Analytical Performance of a Highly Sensitive System to Detect Gene Variants Using Next-Generation Sequencing for Lung Cancer Companion Diagnostics
, Jiro Okami 2, Harumi Nakamura 3, Keiichiro Honma 4, Yoshiharu Sato 5, Seiji Nakamura 1, Yoji Kukita 1,3, Shin-ichi Nakatsuka 4 and Masahiko Higashiyama 2,6Round 1
Reviewer 1 Report
This is an excellent article describing a diagnostic panel designed specifically for clinical practices. Approval of the test by the Japanese government is a testament to its effectiveness. I have a few minor suggestions:
1. Can the authors include a brief background explaining why some mutations are detected through DNA and others through RNA?
2. This compact panel can have global impact beyond Japan. Are the variants tested in this panel occurring at similar frequencies in other countries? Such data can demonstrate how applicable the test is outside Japan.
Author Response
- Can the authors include a brief background explaining why some mutations are detected through DNA and others through RNA?
Our response
Insert the following in the first paragraph of the result section(line 170-).
“DNA was used for detecting mutations, while RNA was used for detecting fusion genes. This is because when DNA is used for f detecting fusion genes, it is necessary to determine the sequence of the intron region extensively, whereas in the case of RNA, only the sequence of the fusion site is required.”
- This compact panel can have global impact beyond Japan. Are the variants tested in this panel occurring at similar frequencies in other countries? Such data can demonstrate how applicable the test is outside Japan.
Our response
We inserted the following in the third paragraph of the discussion section (line 331-).

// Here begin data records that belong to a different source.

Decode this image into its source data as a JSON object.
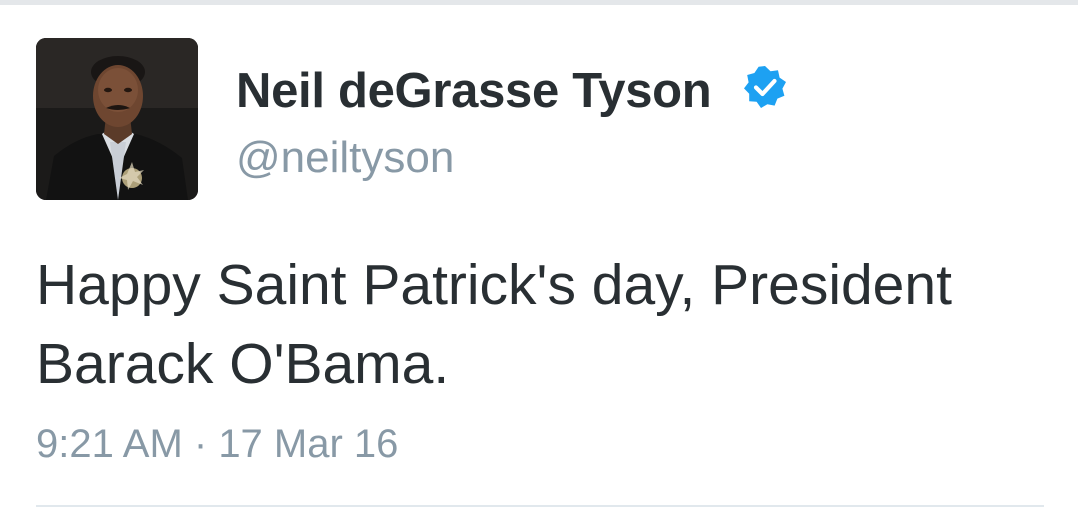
{
  "tweet": {
    "display_name": "Neil deGrasse Tyson",
    "handle": "@neiltyson",
    "verified": true,
    "text": "Happy Saint Patrick's day, President\nBarack O'Bama.",
    "time": "9:21 AM",
    "separator": " · ",
    "date": "17 Mar 16"
  },
  "icons": {
    "verified": "verified-badge-icon",
    "avatar": "profile-photo"
  },
  "colors": {
    "name_text": "#292f33",
    "secondary_text": "#8899a6",
    "verified_blue": "#1da1f2",
    "divider": "#e1e8ed"
  }
}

“EGFR mutations are estimated to be 12.8% in Europeans but 49.1% in Asians; the high prevalence of EGFR mutations is one reason for the emphasis on genetic testing in Japan. Another reason is the difference in specimen collection methods.”
Reviewer 2 Report
The manuscript by Kato and colleagues describes the development and validation of a companion diagnostic test for the sensitive and accurate detection of actionable mutations in NSCLC samples.
Indeed, respect to currently-available NGS-based genes panel anlyses that analyze several genes simultaneously, they focused on the well-established mutations that, if present may drive therapeutic choices and patients prognosis. Thus, the authors designed a focused panel for the study of 5 mutations with a module scheme based on DNA/RNA analysis according on the kind of mutation.

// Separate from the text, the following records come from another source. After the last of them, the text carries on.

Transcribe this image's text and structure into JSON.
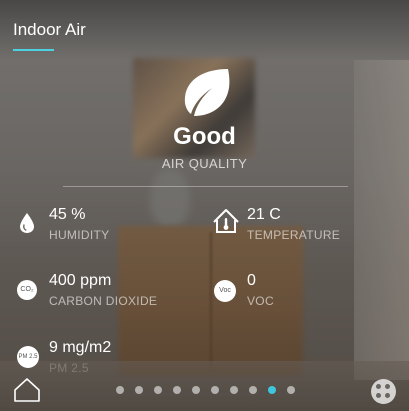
{
  "header": {
    "title": "Indoor Air"
  },
  "status": {
    "label": "Good",
    "sublabel": "AIR QUALITY"
  },
  "metrics": [
    {
      "value": "45 %",
      "label": "HUMIDITY",
      "icon": "water-drop-icon"
    },
    {
      "value": "21 C",
      "label": "TEMPERATURE",
      "icon": "thermometer-home-icon"
    },
    {
      "value": "400 ppm",
      "label": "CARBON DIOXIDE",
      "icon": "co2-icon",
      "badge": "CO₂"
    },
    {
      "value": "0",
      "label": "VOC",
      "icon": "voc-icon",
      "badge": "Voc"
    },
    {
      "value": "9 mg/m2",
      "label": "PM 2.5",
      "icon": "pm25-icon",
      "badge": "PM 2.5"
    }
  ],
  "pager": {
    "count": 10,
    "active": 8
  },
  "colors": {
    "accent": "#3ec6dc",
    "text": "#ffffff"
  }
}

This approach is interesting and the manuscript is well written, however I would like to address some minor points:
- a flowchart summarizing the analytical procedure may be useful
- in the paragraph regarding concordance test results, it is well explained the cause of discordant data between the compact panel and the reference method. The same should be done also for other discrepancies according to table 4
- genes name should be in italics throughout the manuscript.
Author Response
This approach is interesting and the manuscript is well written, however I would like to address some minor points:
- a flowchart summarizing the analytical procedure may be useful
Our response
We made a new Figure 1, and inserted in the end of the section “3.1. Design of the compact panel”.

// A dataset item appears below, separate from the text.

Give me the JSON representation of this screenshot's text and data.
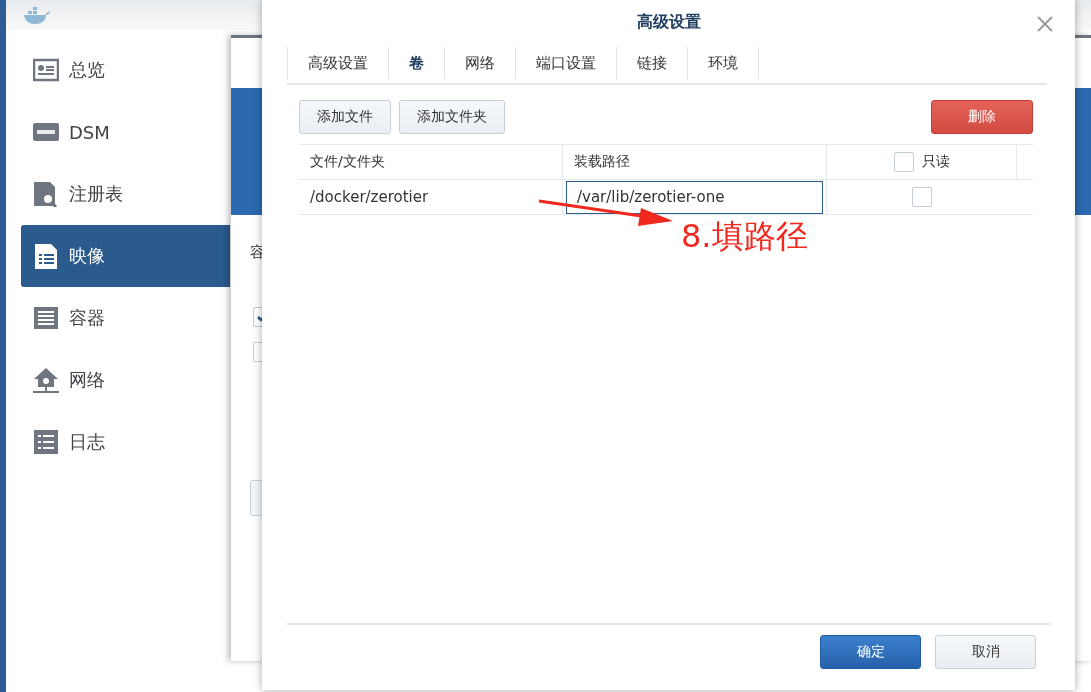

- in the paragraph regarding concordance test results, it is well explained the cause of discordant data between the compact panel and the reference method. The same should be done also for other discrepancies according to table 4 (line 282-).
Our response
There were no clear reasons for the discrepancy of other samples. We inserted the following sentence a the end of the section
“For the other discordant samples, the cause of the discrepancy was not clear.”
genes name should be in italics throughout the manuscript.
Our response
We use italic fonts for gene names, and normal fonts for protein names and some product names. Some mistakes were fixed.